Is IIT Madras practising untouchability against Adi-Dravidar residents by cutting off access to campus?

Lok Sabha MP Thol Thirumaavalavan has submitted a representation to the management accusing them of practising untouchability by blocking off the only gate providing access to the community
MP Thol Thirumaavalavan handing over a representation to the IIT Madras Director
MP Thol Thirumaavalavan handing over a representation to the IIT Madras Director

Lok Sabha MP Thol Thirumaavalavan has called out IIT Madras' decision to shut down Krishna Gate as an act of practising untouchability In his letter to the Director of IIT Madras, Bhasker Ramamurthi, the MP said the decision to block off the campus to Adi-Dravidars living in the area is unlawful and was an act of caste discrimination. 

Ever since the administration decided to block Krishna Gate for 'security' reasons, students have been agitating since it cuts off their access to the shops on Gandhi Road. The students have complained that this would mean they have to walk 2 kms to access the shops. But there seems to a bigger problem that the gate is causing to the Adi-Dravidar's settled in the area.

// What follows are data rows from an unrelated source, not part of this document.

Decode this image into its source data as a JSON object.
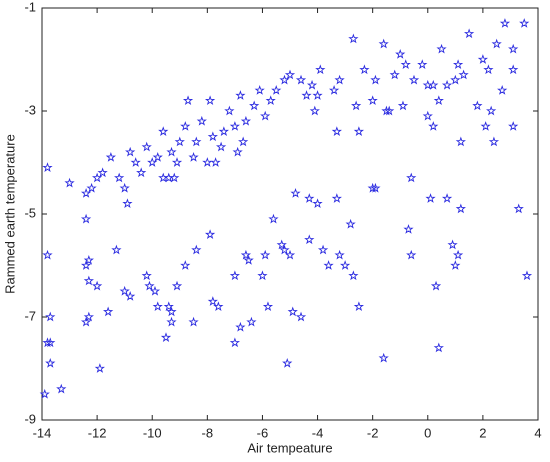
{
  "chart_data": {
    "type": "scatter",
    "x_label": "Air tempeature",
    "y_label": "Rammed earth temperature",
    "color": "#2a2ae0",
    "xlim": [
      -14,
      4
    ],
    "xticks": [
      -14,
      -12,
      -10,
      -8,
      -6,
      -4,
      -2,
      0,
      2,
      4
    ],
    "ylim": [
      -9,
      -1
    ],
    "yticks": [
      -9,
      -7,
      -5,
      -3,
      -1
    ],
    "x": [
      3.5,
      2.8,
      2.5,
      1.5,
      2.0,
      3.1,
      2.2,
      3.1,
      2.7,
      0.5,
      1.1,
      1.3,
      1.0,
      0.7,
      -0.2,
      0,
      0.2,
      0.4,
      -0.5,
      -0.8,
      -1.0,
      -1.2,
      -1.6,
      -1.9,
      -2.0,
      -2.3,
      -2.7,
      -2.6,
      -3.2,
      -3.4,
      -3.9,
      -4.0,
      -4.2,
      -4.4,
      -4.6,
      -5.0,
      -5.2,
      -5.5,
      -5.7,
      -5.9,
      -6.1,
      -6.3,
      -6.6,
      -6.8,
      -7.0,
      -7.2,
      -7.4,
      -7.5,
      -7.8,
      -7.9,
      -8.2,
      -8.4,
      -8.5,
      -8.7,
      -8.8,
      -9.0,
      -9.1,
      -9.3,
      -9.4,
      -9.6,
      -9.8,
      -10.0,
      -10.2,
      -10.4,
      -10.6,
      -10.8,
      -11.0,
      -11.2,
      -11.5,
      -11.8,
      -12.0,
      -12.2,
      -12.4,
      -13.0,
      -13.8,
      -10.9,
      -9.6,
      -9.2,
      -8.0,
      -7.7,
      -6.7,
      -6.9,
      -4.1,
      -3.3,
      -2.5,
      -1.5,
      -0.9,
      0.0,
      1.8,
      2.3,
      2.1,
      3.1,
      2.4,
      1.2,
      0.2,
      -1.4,
      -13.9,
      -13.3,
      -13.7,
      -13.7,
      -13.8,
      -13.7,
      -13.8,
      -12.4,
      -12.4,
      -12.3,
      -12.3,
      -12.3,
      -12.4,
      -12.0,
      -11.9,
      -11.6,
      -11.3,
      -11.0,
      -10.8,
      -10.2,
      -10.1,
      -9.9,
      -9.8,
      -9.5,
      -9.4,
      -9.3,
      -9.3,
      -9.1,
      -8.8,
      -8.4,
      -8.5,
      -7.9,
      -7.8,
      -7.6,
      -7.0,
      -6.8,
      -6.6,
      -6.5,
      -6.4,
      -6.0,
      -5.9,
      -5.6,
      -5.8,
      -5.3,
      -5.2,
      -5.0,
      -4.9,
      -4.6,
      -4.3,
      -4.0,
      -4.3,
      -3.8,
      -3.6,
      -3.2,
      -3.0,
      -2.7,
      -2.5,
      -3.3,
      -2.8,
      -1.9,
      -1.6,
      -0.7,
      -0.6,
      -0.6,
      0.1,
      0.3,
      0.4,
      0.7,
      0.9,
      1.1,
      1.2,
      1.0,
      3.3,
      3.6,
      -5.1,
      -7.0,
      -4.8,
      -2.0
    ],
    "values": [
      -1.3,
      -1.3,
      -1.7,
      -1.5,
      -2.0,
      -1.8,
      -2.2,
      -2.2,
      -2.6,
      -1.8,
      -2.1,
      -2.3,
      -2.4,
      -2.5,
      -2.1,
      -2.5,
      -2.5,
      -2.8,
      -2.4,
      -2.1,
      -1.9,
      -2.3,
      -1.7,
      -2.4,
      -2.8,
      -2.2,
      -1.6,
      -2.9,
      -2.4,
      -2.6,
      -2.2,
      -2.7,
      -2.5,
      -2.7,
      -2.4,
      -2.3,
      -2.4,
      -2.6,
      -2.8,
      -3.1,
      -2.6,
      -2.9,
      -3.2,
      -2.7,
      -3.3,
      -3.0,
      -3.4,
      -3.7,
      -3.5,
      -2.8,
      -3.2,
      -3.6,
      -3.9,
      -2.8,
      -3.3,
      -3.6,
      -4.0,
      -3.8,
      -4.3,
      -3.4,
      -3.9,
      -4.0,
      -3.7,
      -4.2,
      -4.0,
      -3.8,
      -4.5,
      -4.3,
      -3.9,
      -4.2,
      -4.3,
      -4.5,
      -4.6,
      -4.4,
      -4.1,
      -4.8,
      -4.3,
      -4.3,
      -4.0,
      -4.0,
      -3.6,
      -3.8,
      -3.0,
      -3.4,
      -3.4,
      -3.0,
      -2.9,
      -3.1,
      -2.9,
      -3.0,
      -3.3,
      -3.3,
      -3.6,
      -3.6,
      -3.3,
      -3.0,
      -8.5,
      -8.4,
      -7.9,
      -7.5,
      -7.5,
      -7.0,
      -5.8,
      -5.1,
      -6.0,
      -5.9,
      -6.3,
      -7.0,
      -7.1,
      -6.4,
      -8.0,
      -6.9,
      -5.7,
      -6.5,
      -6.6,
      -6.2,
      -6.4,
      -6.5,
      -6.8,
      -7.4,
      -6.8,
      -6.9,
      -7.1,
      -6.4,
      -6.0,
      -5.7,
      -7.1,
      -5.4,
      -6.7,
      -6.8,
      -7.5,
      -7.2,
      -5.8,
      -5.9,
      -7.1,
      -6.2,
      -5.8,
      -5.1,
      -6.8,
      -5.6,
      -5.7,
      -5.8,
      -6.9,
      -7.0,
      -4.7,
      -4.8,
      -5.5,
      -5.7,
      -6.0,
      -5.8,
      -6.0,
      -6.2,
      -6.8,
      -4.7,
      -5.2,
      -4.5,
      -7.8,
      -5.3,
      -4.3,
      -5.8,
      -4.7,
      -6.4,
      -7.6,
      -4.7,
      -5.6,
      -5.8,
      -4.9,
      -6.0,
      -4.9,
      -6.2,
      -7.9,
      -6.2,
      -4.6,
      -4.5
    ]
  }
}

Ironically, the Adi-Dravidars said, they had previously owned the land and had donated it to the campus. In return though, they had been promised jobs, given access to move around the area and told that their children would be allowed to enrol in the schools inside the campus. 

In his letter, Thirumaavalavan stated these claims were made by people that he knew personally and therefore believed their statements. "In 1956, the Adi Dravidar people holding housing patta plots and agricultural lands came forward to donate their lands conditionally to the IIT. These conditions were — that their children would be given admission in the schools located inside IIT, that the IIT gates would be freely accessible for them to move around and that employment opportunities would be provided to the people," he said in his letter. 

The MP went on to explain that as per the mutual agreement between the people and the IIT, the Adi- Dravidar community people had been accessing the campus through Krishna Gate from 1960. "It was in 1972 during the tenure of then director A Ramachandran that some of the Adi-Dravidar people were given employment but since then not a single opportunity has been given to them. Now it has become worse with the shutting down of Krishna Gate without any prior notice," the MP said.

He went on to state that the shut down has caused severe inconvenience, hardship and agony to school children, aged and sick, pensioners in particular and others because they are denied freedom of movement. "There are four gates on campus, the Adyar Gate, the Taramani Gate for the Yadava community, the Velachery Gate for the Vanniyar community and the Krishna Gate for the Adi-Dravidar community," the MP stated in his letter. 

"When the other gates remain accessible to other communities and only gate for Adi-Dravidars has been blocked, it can only be presumed that it is being done with the ill-intentions of untouchability. Not only has it ruined the livelihood of the community but this is also an act that is unlawful and discriminatory on the basis of caste," he wrote in his representation. 

Thirumaavalavan demanded an immediate intervention in the matter, "We demand the management to immediately open the gate so that they can express that there is no purposeful intention of committing the crime of untouchability," he said. He also added that he personally knew a lot of the people who had approached him, " I sincerely believe their statement of facts. Kindly address the issue and reopen the gate," he added. 

Previously DMK Lok Sabha MP Tamilachi Thangapandian had also visited the campus and spoke to the students. She had promised to take up the issue with the MHRD.